At first this started out as every day "Did you?" questions. Like being a hero or a dancer. The ending really changed the course of this piece. :( It's very sad. You can't help what you've been through, or your past. You ARE a part of the future though. You have a future. Starting now. That's the way I look at it. You can't hold onto the past so much that you don't look to the future. And everyone is an inspiration. You are an inspiration. Great job. Keep your head up. You are going to do beautiful things with your life.
Now this piece written at first like a whining child "Did you ever want to be a loser? Someone who is bad at everything? I never wanted to be a loser... but I can't control anything." and thankfully revolving with mature insightfulness " never wanted to be abuse " And I never wanted to be raped. But I just can't control my life... Or the way that I've been shaped." Rhyming and reason at times compromises the message of a poem and that is what I feel happened here. I think you should end this differently instead of with the tone of defeat "I've always wanted to inspire others... but there's nothing inspiring about me" You write poetry so you are inspired and will inspire! ~smile always with love Cheryl~
I enjoyed this work, you were able to open yourself up and expose your hurt and sadness yet somehow not make an adolescent me, me, me, piece. I think that asking the questions of your readers bring them into the poem rather then have it all about you. There are a few things I might change but I will offer just one suggestion, 5th stanza last line:
Well this peice is something inspiring about you and this will definetly inspire others. I love the way you ended it. I can relate to that longing. I always wanted to learn to dance- so at the age of 23, I began to learn, and now I am a dancer. I like how you posed it to reader with questions. It makes it feel more reflective and relateable as they read it. Keep inspiring me!

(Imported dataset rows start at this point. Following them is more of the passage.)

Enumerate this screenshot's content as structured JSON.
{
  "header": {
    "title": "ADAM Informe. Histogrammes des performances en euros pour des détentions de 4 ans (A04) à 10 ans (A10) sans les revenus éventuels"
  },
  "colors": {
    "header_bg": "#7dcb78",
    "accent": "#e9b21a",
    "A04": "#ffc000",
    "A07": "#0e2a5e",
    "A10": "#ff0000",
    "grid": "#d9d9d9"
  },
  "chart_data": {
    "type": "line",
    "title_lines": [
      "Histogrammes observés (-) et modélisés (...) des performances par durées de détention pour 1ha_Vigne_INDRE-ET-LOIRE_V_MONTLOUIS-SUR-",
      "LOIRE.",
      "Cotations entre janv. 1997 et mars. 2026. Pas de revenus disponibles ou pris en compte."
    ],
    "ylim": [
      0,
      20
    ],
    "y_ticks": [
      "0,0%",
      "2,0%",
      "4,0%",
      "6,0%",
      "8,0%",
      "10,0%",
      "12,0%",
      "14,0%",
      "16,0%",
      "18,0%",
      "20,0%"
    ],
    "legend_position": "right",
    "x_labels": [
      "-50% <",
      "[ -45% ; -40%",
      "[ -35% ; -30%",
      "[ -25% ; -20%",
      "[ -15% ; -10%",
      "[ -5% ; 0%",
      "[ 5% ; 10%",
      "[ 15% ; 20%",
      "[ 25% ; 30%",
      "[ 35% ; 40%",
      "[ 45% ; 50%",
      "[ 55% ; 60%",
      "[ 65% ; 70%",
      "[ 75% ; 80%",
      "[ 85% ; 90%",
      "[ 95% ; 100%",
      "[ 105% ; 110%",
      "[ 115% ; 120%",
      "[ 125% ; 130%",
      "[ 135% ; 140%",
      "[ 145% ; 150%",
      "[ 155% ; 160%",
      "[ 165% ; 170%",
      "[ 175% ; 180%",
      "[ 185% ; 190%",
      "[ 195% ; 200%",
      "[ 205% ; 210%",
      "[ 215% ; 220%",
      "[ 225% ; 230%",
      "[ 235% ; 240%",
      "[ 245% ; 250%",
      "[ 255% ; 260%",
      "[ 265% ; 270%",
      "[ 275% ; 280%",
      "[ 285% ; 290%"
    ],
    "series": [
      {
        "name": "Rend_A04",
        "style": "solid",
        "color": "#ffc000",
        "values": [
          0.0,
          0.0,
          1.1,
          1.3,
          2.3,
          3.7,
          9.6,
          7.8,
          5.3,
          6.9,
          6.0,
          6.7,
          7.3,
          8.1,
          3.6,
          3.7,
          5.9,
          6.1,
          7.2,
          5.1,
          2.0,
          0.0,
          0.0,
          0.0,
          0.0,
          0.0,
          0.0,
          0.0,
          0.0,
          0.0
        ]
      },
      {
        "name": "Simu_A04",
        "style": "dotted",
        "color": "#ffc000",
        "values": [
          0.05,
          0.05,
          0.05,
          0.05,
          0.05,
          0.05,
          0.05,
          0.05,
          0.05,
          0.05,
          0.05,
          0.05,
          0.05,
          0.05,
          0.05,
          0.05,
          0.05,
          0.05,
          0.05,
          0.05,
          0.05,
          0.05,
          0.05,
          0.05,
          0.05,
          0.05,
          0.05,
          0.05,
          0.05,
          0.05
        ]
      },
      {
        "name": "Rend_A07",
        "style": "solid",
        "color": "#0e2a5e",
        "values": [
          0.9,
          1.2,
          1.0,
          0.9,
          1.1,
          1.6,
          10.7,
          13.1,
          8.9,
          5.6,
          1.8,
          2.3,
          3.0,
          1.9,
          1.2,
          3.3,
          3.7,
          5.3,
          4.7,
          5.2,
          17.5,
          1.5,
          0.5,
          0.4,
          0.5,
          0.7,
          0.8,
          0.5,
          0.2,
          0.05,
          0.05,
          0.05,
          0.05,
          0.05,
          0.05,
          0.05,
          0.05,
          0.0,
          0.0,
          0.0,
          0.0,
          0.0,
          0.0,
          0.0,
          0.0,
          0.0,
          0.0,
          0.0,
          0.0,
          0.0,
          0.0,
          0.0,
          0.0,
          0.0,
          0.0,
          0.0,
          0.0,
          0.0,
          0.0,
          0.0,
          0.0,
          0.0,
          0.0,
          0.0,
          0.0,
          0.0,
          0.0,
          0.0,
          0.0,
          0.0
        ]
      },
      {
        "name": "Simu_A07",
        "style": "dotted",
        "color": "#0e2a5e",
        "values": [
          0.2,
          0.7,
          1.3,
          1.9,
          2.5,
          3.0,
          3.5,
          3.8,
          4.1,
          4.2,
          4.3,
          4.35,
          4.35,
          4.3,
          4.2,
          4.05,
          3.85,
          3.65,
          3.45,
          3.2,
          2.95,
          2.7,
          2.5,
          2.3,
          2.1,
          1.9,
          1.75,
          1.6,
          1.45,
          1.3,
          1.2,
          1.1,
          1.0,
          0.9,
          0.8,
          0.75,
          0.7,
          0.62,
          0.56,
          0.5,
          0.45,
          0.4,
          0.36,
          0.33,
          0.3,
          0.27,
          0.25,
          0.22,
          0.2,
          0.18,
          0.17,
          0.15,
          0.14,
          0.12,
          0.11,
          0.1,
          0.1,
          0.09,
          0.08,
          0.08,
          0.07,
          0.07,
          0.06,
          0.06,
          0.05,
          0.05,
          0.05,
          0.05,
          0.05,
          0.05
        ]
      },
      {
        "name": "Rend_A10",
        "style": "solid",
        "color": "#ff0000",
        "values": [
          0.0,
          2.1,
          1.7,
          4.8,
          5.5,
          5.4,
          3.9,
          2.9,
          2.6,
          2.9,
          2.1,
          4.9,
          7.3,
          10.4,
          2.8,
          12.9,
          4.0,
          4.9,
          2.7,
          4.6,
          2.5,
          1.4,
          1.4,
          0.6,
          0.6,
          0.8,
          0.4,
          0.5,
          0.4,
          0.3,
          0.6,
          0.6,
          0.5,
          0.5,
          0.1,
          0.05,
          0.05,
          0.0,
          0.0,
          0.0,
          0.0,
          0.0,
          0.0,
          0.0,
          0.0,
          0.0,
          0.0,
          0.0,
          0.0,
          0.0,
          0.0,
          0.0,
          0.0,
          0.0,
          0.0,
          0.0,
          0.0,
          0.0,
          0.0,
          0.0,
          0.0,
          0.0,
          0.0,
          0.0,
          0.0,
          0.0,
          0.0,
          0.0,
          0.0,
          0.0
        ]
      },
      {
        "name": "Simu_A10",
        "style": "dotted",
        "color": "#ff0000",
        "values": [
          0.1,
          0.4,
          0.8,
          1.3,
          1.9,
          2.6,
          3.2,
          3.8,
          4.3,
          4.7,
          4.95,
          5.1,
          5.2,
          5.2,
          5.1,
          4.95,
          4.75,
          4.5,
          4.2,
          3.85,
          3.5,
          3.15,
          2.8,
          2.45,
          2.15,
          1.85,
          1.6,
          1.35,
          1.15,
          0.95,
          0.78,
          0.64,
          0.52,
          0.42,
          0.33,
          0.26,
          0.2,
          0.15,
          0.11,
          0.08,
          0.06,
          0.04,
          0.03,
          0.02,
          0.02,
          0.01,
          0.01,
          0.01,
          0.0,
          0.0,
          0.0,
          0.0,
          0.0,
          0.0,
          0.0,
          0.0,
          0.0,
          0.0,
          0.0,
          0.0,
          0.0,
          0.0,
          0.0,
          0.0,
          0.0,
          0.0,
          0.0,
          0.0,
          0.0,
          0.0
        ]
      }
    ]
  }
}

I really liked this. It had so much emotion put into it. It is really sad to. I wanted to be a dancer and be really really well liked. I was never a dancer, but thankfully i do have a good amount of friends. It had a wonderful flow. It had a great rhyme to it also. I liked it so much. Hope you can find yourself. Much love to ya
I liked this one too. There is so much emotion given in your questions and your answers that you give. Its you that is in control of your life...for example, no one made you put these words down on a website but you...and thats inspiring to me that you can do that. Have a good day and keep smilin'
Aaaaaaaaawwwwwwwww...now I didn't think I was gonna like this poem at the beginning but now I really do! I can't really relate though cause I used to want to be a dancer (woops) I didn't make it that far but it was worth dreaming for. You wrote that peice perfectly, the flow was nice and the rhyme scheme was too. Nice job!